Presidente da CAPES publica “nota de esclarecimento”
Com a repercussão extremamente negativa na comunidade acadêmica, nas entidades representativas, fóruns e associações científicas, o atual presidente da CAPES, Benedito Aguiar Neto, publicou uma nota de esclarecimento no dia 23 de março. Na nota, é dito que “não foi feito corte algum”, já que em fevereiro havia ao todo 81.400 bolsas no País e agora em Março este número passou para 84.786. Entretanto, a comparação não é válida, já que no mês março ocorre o maior número de novas matrículas nos programas de pós-graduação, o que resultaria necessariamente em um número de bolsas atribuídas maior do que o em fevereiro. A comparação, para ser efetiva, deveria ser realizada entre as bolsas atribuídas pela CAPES no mesmo mês corrente em anos diferentes.
Acessando dados divulgados pela própria CAPES em seu sítio, é possível encontrar a evolução do seu orçamento de 2004 a 2020. Os dados mostram que os recursos para bolsas de estudo em 2020 sofreram uma queda de 30% em relação a 2019. Em relação a 2015, a queda em 2020 foi de 64%. Para se ter uma ideia, os recursos em 2020 para bolsas de estudo da CAPES chega a ser inferior aos de 2012. Portanto, fica claro que a CAPES tem implementado cortes em bolsas de estudo desde 2016, que chegamos a 2020 com um orçamento menor do que o ano de 2012 e que, na comparação com 2019, o corte chega a 30%.

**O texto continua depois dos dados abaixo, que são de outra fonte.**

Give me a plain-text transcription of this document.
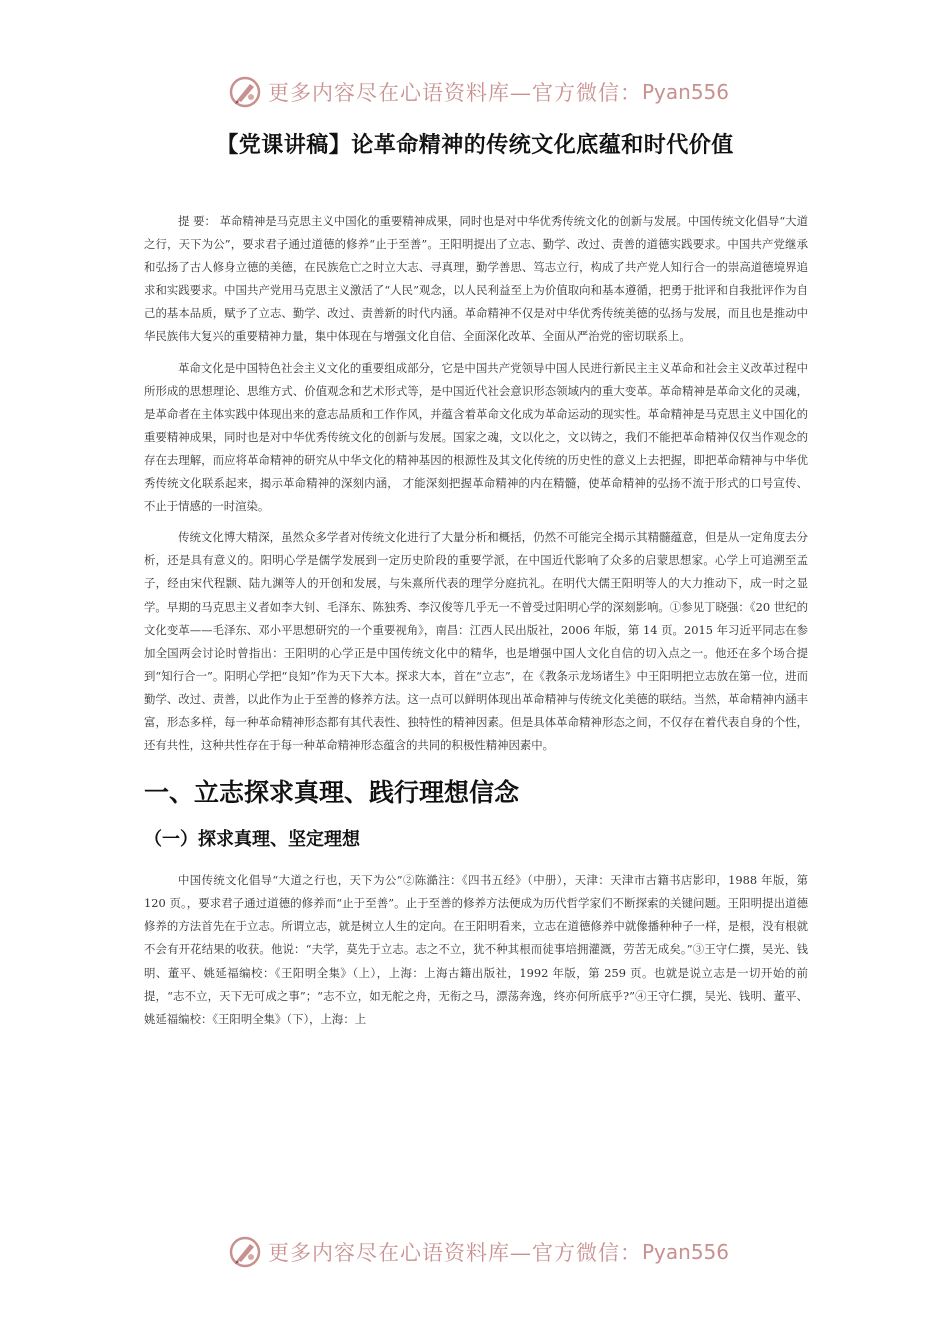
更多内容尽在心语资料库—官方微信： Pyan556
【党课讲稿】论革命精神的传统文化底蕴和时代价值

提 要： 革命精神是马克思主义中国化的重要精神成果，同时也是对中华优秀传统文化的创新与发展。中国传统文化倡导“大道之行，天下为公”，要求君子通过道德的修养“止于至善”。王阳明提出了立志、勤学、改过、责善的道德实践要求。中国共产党继承和弘扬了古人修身立德的美德，在民族危亡之时立大志、寻真理，勤学善思、笃志立行，构成了共产党人知行合一的崇高道德境界追求和实践要求。中国共产党用马克思主义激活了“人民”观念，以人民利益至上为价值取向和基本遵循，把勇于批评和自我批评作为自己的基本品质，赋予了立志、勤学、改过、责善新的时代内涵。革命精神不仅是对中华优秀传统美德的弘扬与发展，而且也是推动中华民族伟大复兴的重要精神力量，集中体现在与增强文化自信、全面深化改革、全面从严治党的密切联系上。

革命文化是中国特色社会主义文化的重要组成部分，它是中国共产党领导中国人民进行新民主主义革命和社会主义改革过程中所形成的思想理论、思维方式、价值观念和艺术形式等，是中国近代社会意识形态领域内的重大变革。革命精神是革命文化的灵魂，是革命者在主体实践中体现出来的意志品质和工作作风，并蕴含着革命文化成为革命运动的现实性。革命精神是马克思主义中国化的重要精神成果，同时也是对中华优秀传统文化的创新与发展。国家之魂，文以化之，文以铸之，我们不能把革命精神仅仅当作观念的存在去理解，而应将革命精神的研究从中华文化的精神基因的根源性及其文化传统的历史性的意义上去把握，即把革命精神与中华优秀传统文化联系起来，揭示革命精神的深刻内涵， 才能深刻把握革命精神的内在精髓，使革命精神的弘扬不流于形式的口号宣传、不止于情感的一时渲染。

传统文化博大精深，虽然众多学者对传统文化进行了大量分析和概括，仍然不可能完全揭示其精髓蕴意，但是从一定角度去分析，还是具有意义的。阳明心学是儒学发展到一定历史阶段的重要学派，在中国近代影响了众多的启蒙思想家。心学上可追溯至孟子，经由宋代程颢、陆九渊等人的开创和发展，与朱熹所代表的理学分庭抗礼。在明代大儒王阳明等人的大力推动下，成一时之显学。早期的马克思主义者如李大钊、毛泽东、陈独秀、李汉俊等几乎无一不曾受过阳明心学的深刻影响。①参见丁晓强：《20 世纪的文化变革——毛泽东、邓小平思想研究的一个重要视角》，南昌：江西人民出版社，2006 年版，第 14 页。2015 年习近平同志在参加全国两会讨论时曾指出：王阳明的心学正是中国传统文化中的精华，也是增强中国人文化自信的切入点之一。他还在多个场合提到“知行合一”。阳明心学把“良知”作为天下大本。探求大本，首在“立志”，在《教条示龙场诸生》中王阳明把立志放在第一位，进而勤学、改过、责善，以此作为止于至善的修养方法。这一点可以鲜明体现出革命精神与传统文化美德的联结。当然，革命精神内涵丰富，形态多样，每一种革命精神形态都有其代表性、独特性的精神因素。但是具体革命精神形态之间，不仅存在着代表自身的个性，还有共性，这种共性存在于每一种革命精神形态蕴含的共同的积极性精神因素中。

一、立志探求真理、践行理想信念
（一）探求真理、坚定理想

中国传统文化倡导“大道之行也，天下为公”②陈澔注：《四书五经》（中册），天津：天津市古籍书店影印，1988 年版，第 120 页。，要求君子通过道德的修养而“止于至善”。止于至善的修养方法便成为历代哲学家们不断探索的关键问题。王阳明提出道德修养的方法首先在于立志。所谓立志，就是树立人生的定向。在王阳明看来，立志在道德修养中就像播种种子一样，是根，没有根就不会有开花结果的收获。他说：“夫学，莫先于立志。志之不立，犹不种其根而徒事培拥灌溉，劳苦无成矣。”③王守仁撰，吴光、钱明、董平、姚延福编校：《王阳明全集》（上），上海：上海古籍出版社，1992 年版，第 259 页。也就是说立志是一切开始的前提，“志不立，天下无可成之事”；“志不立，如无舵之舟，无衔之马，漂荡奔逸，终亦何所底乎?”④王守仁撰，吴光、钱明、董平、姚延福编校：《王阳明全集》（下），上海：上

更多内容尽在心语资料库—官方微信： Pyan556
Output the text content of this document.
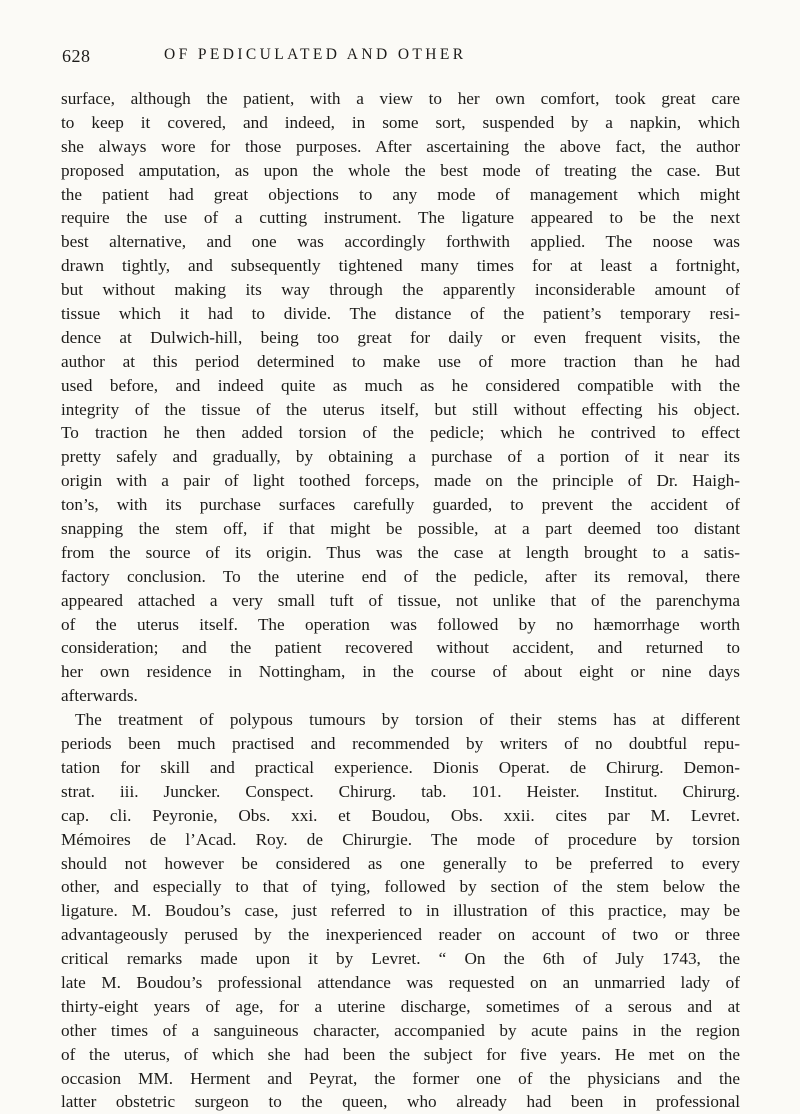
628	OF PEDICULATED AND OTHER
surface, although the patient, with a view to her own comfort, took great care
to keep it covered, and indeed, in some sort, suspended by a napkin, which
she always wore for those purposes. After ascertaining the above fact, the author
proposed amputation, as upon the whole the best mode of treating the case. But
the patient had great objections to any mode of management which might
require the use of a cutting instrument. The ligature appeared to be the next
best alternative, and one was accordingly forthwith applied. The noose was
drawn tightly, and subsequently tightened many times for at least a fortnight,
but without making its way through the apparently inconsiderable amount of
tissue which it had to divide. The distance of the patient’s temporary resi-
dence at Dulwich-hill, being too great for daily or even frequent visits, the
author at this period determined to make use of more traction than he had
used before, and indeed quite as much as he considered compatible with the
integrity of the tissue of the uterus itself, but still without effecting his object.
To traction he then added torsion of the pedicle; which he contrived to effect
pretty safely and gradually, by obtaining a purchase of a portion of it near its
origin with a pair of light toothed forceps, made on the principle of Dr. Haigh-
ton’s, with its purchase surfaces carefully guarded, to prevent the accident of
snapping the stem off, if that might be possible, at a part deemed too distant
from the source of its origin. Thus was the case at length brought to a satis-
factory conclusion. To the uterine end of the pedicle, after its removal, there
appeared attached a very small tuft of tissue, not unlike that of the parenchyma
of the uterus itself. The operation was followed by no hæmorrhage worth
consideration; and the patient recovered without accident, and returned to
her own residence in Nottingham, in the course of about eight or nine days
afterwards.
The treatment of polypous tumours by torsion of their stems has at different
periods been much practised and recommended by writers of no doubtful repu-
tation for skill and practical experience. Dionis Operat. de Chirurg. Demon-
strat. iii. Juncker. Conspect. Chirurg. tab. 101. Heister. Institut. Chirurg.
cap. cli. Peyronie, Obs. xxi. et Boudou, Obs. xxii. cites par M. Levret.
Mémoires de l’Acad. Roy. de Chirurgie. The mode of procedure by torsion
should not however be considered as one generally to be preferred to every
other, and especially to that of tying, followed by section of the stem below the
ligature. M. Boudou’s case, just referred to in illustration of this practice, may be
advantageously perused by the inexperienced reader on account of two or three
critical remarks made upon it by Levret. “ On the 6th of July 1743, the
late M. Boudou’s professional attendance was requested on an unmarried lady of
thirty-eight years of age, for a uterine discharge, sometimes of a serous and at
other times of a sanguineous character, accompanied by acute pains in the region
of the uterus, of which she had been the subject for five years. He met on the
occasion MM. Herment and Peyrat, the former one of the physicians and the
latter obstetric surgeon to the queen, who already had been in professional
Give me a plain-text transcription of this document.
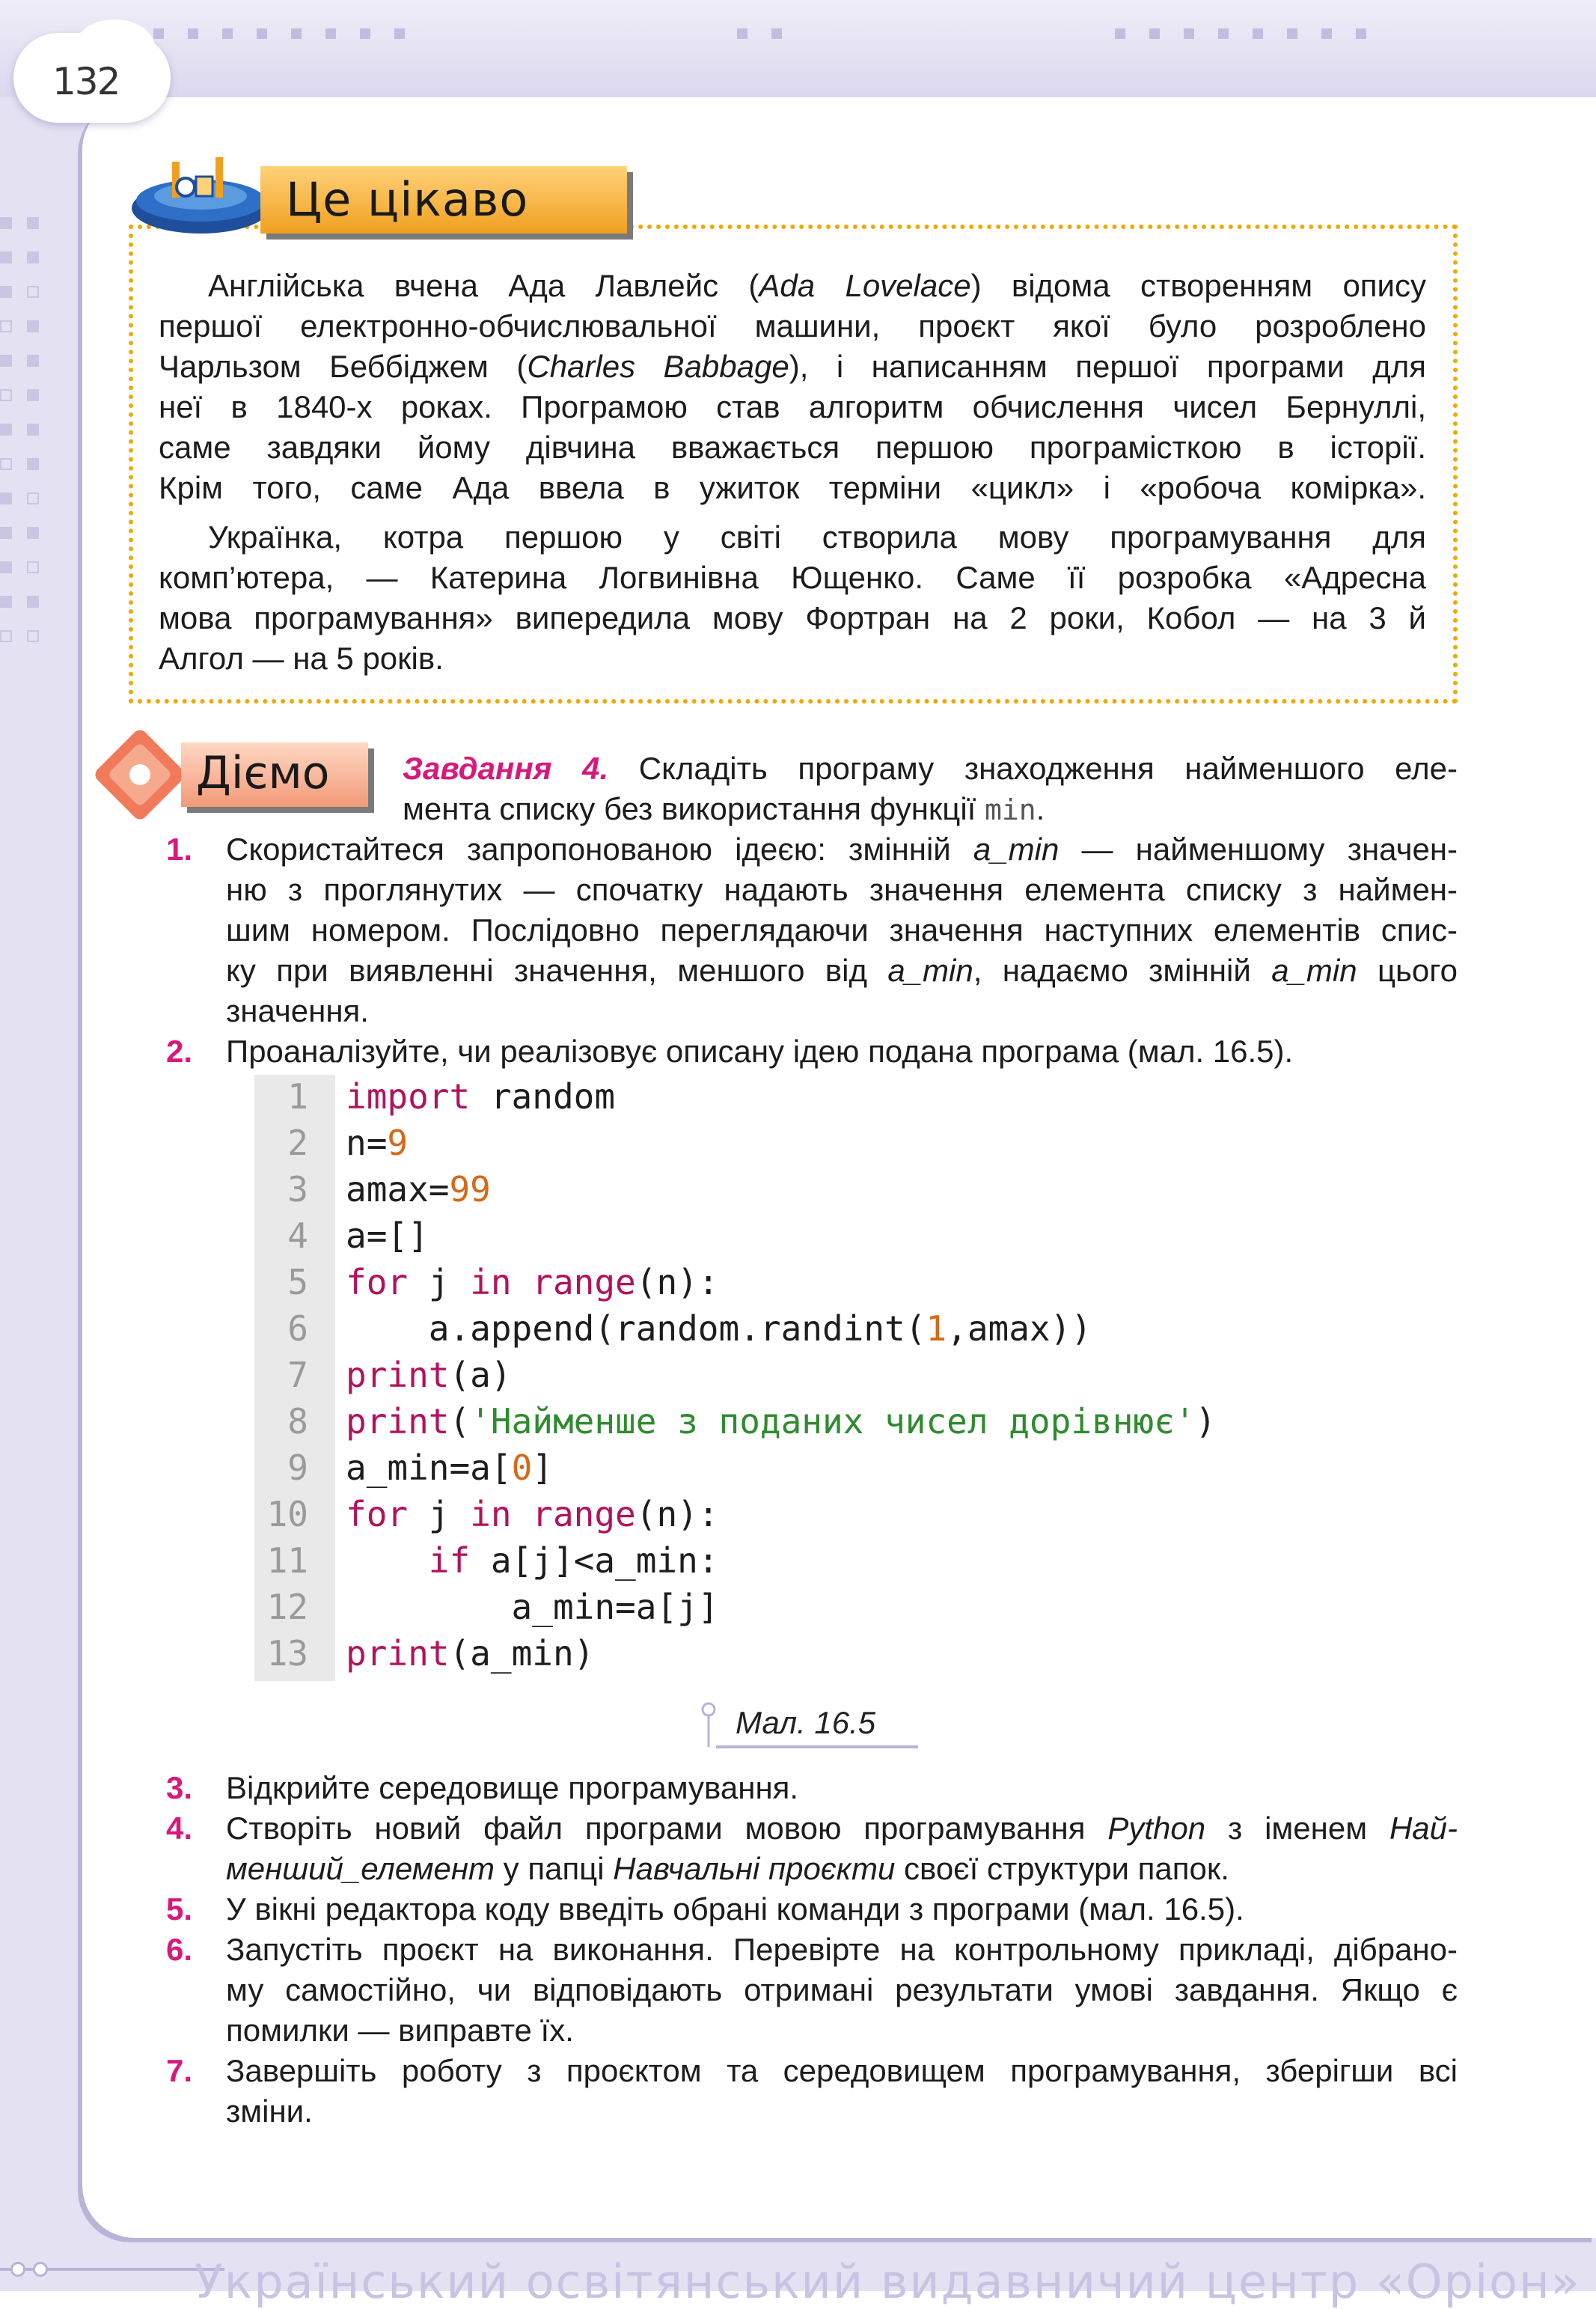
132
Це цікаво
Англійська вчена Ада Лавлейс (Ada Lovelace) відома створенням опису
першої електронно-обчислювальної машини, проєкт якої було розроблено
Чарльзом Беббіджем (Charles Babbage), і написанням першої програми для
неї в 1840-х роках. Програмою став алгоритм обчислення чисел Бернуллі,
саме завдяки йому дівчина вважається першою програмісткою в історії.
Крім того, саме Ада ввела в ужиток терміни «цикл» і «робоча комірка».
Українка, котра першою у світі створила мову програмування для
комп’ютера, — Катерина Логвинівна Ющенко. Саме її розробка «Адресна
мова програмування» випередила мову Фортран на 2 роки, Кобол — на 3 й
Алгол — на 5 років.
Діємо Завдання 4. Складіть програму знаходження найменшого еле-
мента списку без використання функції min.
1. Скористайтеся запропонованою ідеєю: змінній a_min — найменшому значен-
ню з проглянутих — спочатку надають значення елемента списку з наймен-
шим номером. Послідовно переглядаючи значення наступних елементів спис-
ку при виявленні значення, меншого від a_min, надаємо змінній a_min цього
значення.
2. Проаналізуйте, чи реалізовує описану ідею подана програма (мал. 16.5).
1 import random
2 n=9
3 amax=99
4 a=[]
5 for j in range(n):
6 a.append(random.randint(1,amax))
7 print(a)
8 print('Найменше з поданих чисел дорівнює')
9 a_min=a[0]
10 for j in range(n):
11	if a[j]<a_min:
12 a_min=a[j]
13 print(a_min)
Мал. 16.5
3. Відкрийте середовище програмування.
4. Створіть новий файл програми мовою програмування Python з іменем Най-
менший_елемент у папці Навчальні проєкти своєї структури папок.
5. У вікні редактора коду введіть обрані команди з програми (мал. 16.5).
6. Запустіть проєкт на виконання. Перевірте на контрольному прикладі, дібрано-
му самостійно, чи відповідають отримані результати умові завдання. Якщо є
помилки — виправте їх.
7. Завершіть роботу з проєктом та середовищем програмування, зберігши всі
зміни.
Український освітянський видавничий центр «Оріон»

“Não nos deixemos enganar pelo discurso da “meritocracia”, conforme demonstra a nota no mínimo inconsistente do Presidente da CAPES, quando na realidade o Governo vem realizando profundos cortes de investimento público nas áreas da Educação, Ciência e Tecnologia. Quanto à CAPES, esses cortes vêm se traduzindo anualmente em redução de bolsas de estudo que afetam diretamente os estudantes, inviabilizam cursos de mestrado e doutorado e fragilizam a pesquisa no país.” disse Augusto Cerqueira da diretoria da APES.